To the Editor:
This letter was sent to state lawmakers representing the Islands.
As the Island coordinator for the volunteer AARP Tax Aide program for nearly 20 years, and as a retired tax attorney, I am writing to draw your attention to a regional inequity of the tax assistance afforded seniors under the application of Massachusetts General Law chapter 62 Section (6)(k) — a provision commonly known as the Senior Circuit Breaker Tax Credit. Increasingly, because of high real estate assessments on Martha’s Vineyard, seniors who would otherwise benefit from the Circuit Breaker Tax Credit are ineligible.
Legislative background
In 1999 the Massachusetts legislature enacted a provision known as the Senior Circuit Breaker Tax Credit, which was intended to help older adults stay in their homes despite rising property taxes. The law contains several specific requirements, but in general, residents 65 and older, within certain income limits, may receive a refundable tax credit when their property taxes and 50 percent of water and sewer charges exceed 10 percent of their income.

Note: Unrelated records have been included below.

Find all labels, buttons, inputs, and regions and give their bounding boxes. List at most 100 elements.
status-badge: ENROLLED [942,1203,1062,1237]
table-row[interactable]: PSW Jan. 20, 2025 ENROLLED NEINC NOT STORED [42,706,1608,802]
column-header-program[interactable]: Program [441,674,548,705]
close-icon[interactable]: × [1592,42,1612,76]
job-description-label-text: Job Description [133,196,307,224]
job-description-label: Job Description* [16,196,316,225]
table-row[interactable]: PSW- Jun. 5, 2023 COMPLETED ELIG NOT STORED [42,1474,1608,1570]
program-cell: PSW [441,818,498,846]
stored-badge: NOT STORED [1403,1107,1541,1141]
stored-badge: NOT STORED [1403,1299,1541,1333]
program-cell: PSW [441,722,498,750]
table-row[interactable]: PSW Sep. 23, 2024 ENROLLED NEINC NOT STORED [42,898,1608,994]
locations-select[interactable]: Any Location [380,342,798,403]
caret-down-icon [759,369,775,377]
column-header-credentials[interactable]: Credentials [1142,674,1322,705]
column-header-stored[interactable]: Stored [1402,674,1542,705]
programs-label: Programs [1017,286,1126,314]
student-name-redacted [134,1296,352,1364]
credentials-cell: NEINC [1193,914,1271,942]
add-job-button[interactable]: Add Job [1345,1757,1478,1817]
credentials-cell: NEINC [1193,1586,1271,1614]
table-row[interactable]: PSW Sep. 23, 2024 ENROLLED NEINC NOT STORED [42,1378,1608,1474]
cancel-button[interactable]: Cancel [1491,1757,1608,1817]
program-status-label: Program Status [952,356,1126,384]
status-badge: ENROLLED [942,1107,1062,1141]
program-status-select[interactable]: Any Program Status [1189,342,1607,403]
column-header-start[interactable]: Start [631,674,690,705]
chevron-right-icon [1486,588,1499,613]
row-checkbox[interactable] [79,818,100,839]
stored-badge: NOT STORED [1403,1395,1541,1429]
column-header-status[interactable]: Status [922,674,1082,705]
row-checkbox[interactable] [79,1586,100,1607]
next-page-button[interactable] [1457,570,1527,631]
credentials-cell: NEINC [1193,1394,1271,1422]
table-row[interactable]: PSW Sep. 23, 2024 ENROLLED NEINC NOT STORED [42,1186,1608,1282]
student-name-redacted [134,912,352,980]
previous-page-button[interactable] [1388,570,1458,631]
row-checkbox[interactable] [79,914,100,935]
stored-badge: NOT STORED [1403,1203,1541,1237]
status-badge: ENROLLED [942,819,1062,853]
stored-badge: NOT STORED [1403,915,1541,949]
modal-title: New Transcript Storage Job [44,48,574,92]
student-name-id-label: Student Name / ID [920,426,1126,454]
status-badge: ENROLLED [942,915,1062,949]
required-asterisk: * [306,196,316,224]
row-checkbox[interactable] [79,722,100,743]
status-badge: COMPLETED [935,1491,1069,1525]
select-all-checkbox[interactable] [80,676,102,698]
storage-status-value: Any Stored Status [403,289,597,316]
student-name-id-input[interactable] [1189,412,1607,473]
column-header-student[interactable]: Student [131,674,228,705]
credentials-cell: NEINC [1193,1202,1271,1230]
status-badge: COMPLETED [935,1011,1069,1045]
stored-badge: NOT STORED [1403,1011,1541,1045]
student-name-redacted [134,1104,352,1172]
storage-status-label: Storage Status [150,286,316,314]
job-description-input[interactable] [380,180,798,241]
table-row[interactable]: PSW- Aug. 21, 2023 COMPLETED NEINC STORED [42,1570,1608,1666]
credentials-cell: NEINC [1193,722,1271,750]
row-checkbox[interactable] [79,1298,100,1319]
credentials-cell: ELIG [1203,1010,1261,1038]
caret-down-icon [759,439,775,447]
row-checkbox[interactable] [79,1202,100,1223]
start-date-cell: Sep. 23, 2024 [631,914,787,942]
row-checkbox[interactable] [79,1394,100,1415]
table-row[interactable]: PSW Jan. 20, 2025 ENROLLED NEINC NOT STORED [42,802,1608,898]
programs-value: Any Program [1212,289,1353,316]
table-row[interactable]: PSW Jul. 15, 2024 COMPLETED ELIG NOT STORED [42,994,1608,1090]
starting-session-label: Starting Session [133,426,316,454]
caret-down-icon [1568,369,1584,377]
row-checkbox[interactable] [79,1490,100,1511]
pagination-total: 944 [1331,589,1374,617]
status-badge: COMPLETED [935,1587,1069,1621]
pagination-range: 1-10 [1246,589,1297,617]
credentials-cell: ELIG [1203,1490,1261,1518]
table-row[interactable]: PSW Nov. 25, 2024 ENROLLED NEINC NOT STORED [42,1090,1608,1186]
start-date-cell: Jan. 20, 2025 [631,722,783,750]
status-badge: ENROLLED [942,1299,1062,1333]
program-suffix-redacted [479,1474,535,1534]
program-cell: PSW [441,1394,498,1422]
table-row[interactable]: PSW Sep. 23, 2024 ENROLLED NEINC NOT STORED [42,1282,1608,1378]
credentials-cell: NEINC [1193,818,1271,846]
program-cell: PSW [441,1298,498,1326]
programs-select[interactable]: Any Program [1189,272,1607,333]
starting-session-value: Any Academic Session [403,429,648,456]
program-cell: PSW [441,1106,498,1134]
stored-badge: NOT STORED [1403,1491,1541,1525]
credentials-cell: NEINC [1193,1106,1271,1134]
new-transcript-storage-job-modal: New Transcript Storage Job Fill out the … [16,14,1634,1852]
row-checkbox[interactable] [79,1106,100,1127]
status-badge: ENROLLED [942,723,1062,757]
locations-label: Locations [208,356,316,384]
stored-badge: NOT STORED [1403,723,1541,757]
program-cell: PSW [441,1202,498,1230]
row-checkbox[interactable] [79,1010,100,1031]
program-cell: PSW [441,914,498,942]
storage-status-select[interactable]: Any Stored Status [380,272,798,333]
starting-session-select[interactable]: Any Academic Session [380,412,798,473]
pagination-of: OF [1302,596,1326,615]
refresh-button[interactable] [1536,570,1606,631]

Annually, the Department of Revenue adjusts the permissible income levels, the benefit amounts, and the maximum assessed value of the senior’s residence. For the 2023 tax year, the Department of Revenue released TIR 23-11, providing a maximum Circuit Breaker benefit for tax year 2023 for seniors with income below $69,000 (single filers), or below $103,000 (joint filers). However, the main problem for Islanders is that this benefit is not available if the assessed value of the property exceeded $1,025,000 as of Jan. 1, 2023.
Regional disparity
The residents of Dukes County, despite modest income and disproportionately high property taxes, are increasingly unlikely to receive any benefit from the Massachusetts Circuit Breaker because of the extraordinarily high assessments for Dukes County real estate. The average property assessment in Martha’s Vineyard exceeds the state average, thereby putting the Senior Circuit Breaker Credit out of reach for Island seniors who would otherwise qualify.
In August 2023, the Martha’s Vineyard Commission (MVC) published a study, “State of Housing on Martha’s Vineyard.” In this study, Laura Silber, the MVC’s housing planner, revealed that the average cost of housing on Martha’s Vineyard was $2.1 million (having doubled in 10 years), and the median home price of $1.5 million had increased 250 percent in 10 years. These numbers far exceed the prescribed limit for Circuit Breaker relief set by the Department of Revenue. Yet there is a significant population of seniors on Martha’s Vineyard who struggle to live in the family homestead, and now cannot take advantage of legislation which was aimed at keeping seniors in their homes.
Possible solution
How can this problem be addressed? There is precedent under M.G.L. that recognizes the regional disparity of the cost of living by county. The Massachusetts Individual Mandate (M.G.L. chapter 111M), requiring adults to carry credible health insurance if it is affordable, is administered by the Department of Revenue through the submission of Schedule HC- Health Care form. Instructions for Schedule HC are annually adjusted for cost-of-living changes, and reflect regional disparities in determining the affordability of health insurance premiums. If the Department of Revenue could similarly recognize this regional cost-of-living disparity as it applies to real estate assessments under M.G.L. chapter 62 section 6(k), this would enable the legislation to achieve its intended purpose of keeping Island seniors of modest income in their homes.